The mother of two was just eight weeks pregnant when she was bitten by a snake on her ankle in February.
Ms Milton, her partner Jason Davis, and her children Harley, 6, and Ruby, 4, were staying at her mum's house in Bentley when she trod on something in a bedroom and felt a tap on her ankle.
"I wasn't too worried," she said.
"Then I looked down and saw a snake slithering into my room.
"I squealed and said, 'Mum, I've just been bitten by a snake'."
Being pregnant, Ms Milton thought she should go to the hospital.
Within five minutes she could feel her heart pounding, and 10 minutes later she collapsed.
"I was in and out of consciousness," Ms Milton said.
"I was convulsing and my breathing was affected."
When she arrived at the Lismore Base Hospital, staff monitored her while they tested the bite to identify what type of snake was responsible.
It took a few hours to determine that Ms Milton was bitten by a tiger snake, and by that time she was vomiting and suffering abdominal pain.
With the doctors' priority to save her life, Ms Milton thought she was going to lose her baby.
She became more alarmed when doctors were obliged to talk her through the risks and adverse reactions she could experience from the anti-venom.
"I was pretty scared thinking it could all go wrong, thinking about my children," she said.

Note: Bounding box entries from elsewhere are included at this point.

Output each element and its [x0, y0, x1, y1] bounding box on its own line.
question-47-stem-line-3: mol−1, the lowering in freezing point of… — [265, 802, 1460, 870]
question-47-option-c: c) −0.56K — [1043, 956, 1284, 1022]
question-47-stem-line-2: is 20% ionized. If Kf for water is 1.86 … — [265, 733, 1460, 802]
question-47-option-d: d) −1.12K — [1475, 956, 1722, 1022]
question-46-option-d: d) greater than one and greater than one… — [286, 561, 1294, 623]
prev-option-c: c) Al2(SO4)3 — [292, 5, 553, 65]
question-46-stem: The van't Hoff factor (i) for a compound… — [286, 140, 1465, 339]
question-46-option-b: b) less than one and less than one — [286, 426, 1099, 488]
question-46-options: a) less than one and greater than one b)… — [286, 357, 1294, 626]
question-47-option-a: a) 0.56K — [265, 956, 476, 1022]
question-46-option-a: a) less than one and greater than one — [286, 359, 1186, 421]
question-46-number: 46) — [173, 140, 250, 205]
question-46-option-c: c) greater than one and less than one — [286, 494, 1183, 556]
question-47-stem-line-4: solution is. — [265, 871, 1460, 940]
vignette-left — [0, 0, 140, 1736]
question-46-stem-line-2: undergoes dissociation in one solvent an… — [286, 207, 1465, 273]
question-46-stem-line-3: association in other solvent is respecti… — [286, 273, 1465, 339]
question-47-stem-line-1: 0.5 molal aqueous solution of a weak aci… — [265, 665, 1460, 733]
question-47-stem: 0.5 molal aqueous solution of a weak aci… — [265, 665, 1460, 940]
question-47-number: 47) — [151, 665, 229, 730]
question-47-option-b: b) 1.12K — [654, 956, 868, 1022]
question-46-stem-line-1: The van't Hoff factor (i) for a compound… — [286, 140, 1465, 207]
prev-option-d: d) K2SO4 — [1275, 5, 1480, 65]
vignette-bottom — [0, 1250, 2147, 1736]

"It was a relief when they said, 'You've done really well'."
Ms Milton's blood had been thinned by the venom and doctors worried she might start bleeding or could have a miscarriage.
She spent two days in intensive care, undergoing blood tests every four to six hours.
With the pregnancy at an early stage, it was believed the venom was probably not shared to the baby, but doctors have not been able to tell her definitively that her baby was not harmed.
Experts know very little about the effects of venom and anti-venom on babies in utero because it is so uncommon.
"The doctors have said that it's quite unusual for them to treat a pregnant woman bitten by a snake," Ms Milton said, adding that doctors have been interested in her case.
"They just don't know. They don't have any answers really."
A 12-week scan raised concerns about the baby's growth.
While it was not attributed to the snake bite, the news only added to their anxiety about the baby.
More ultrasound scans have shown her daughter is now growing well and meeting her milestones, but Ms Milton said she will "not be 100% sure until I see her".
Ms Milton is now 32 weeks pregnant and has suffered aches and sore muscles, and thinks the snake bite has impacted her immune system.
However she is feeling pretty resilient.
"I think I'm pretty tough," she said.
"I survived it - it could have all gone wrong."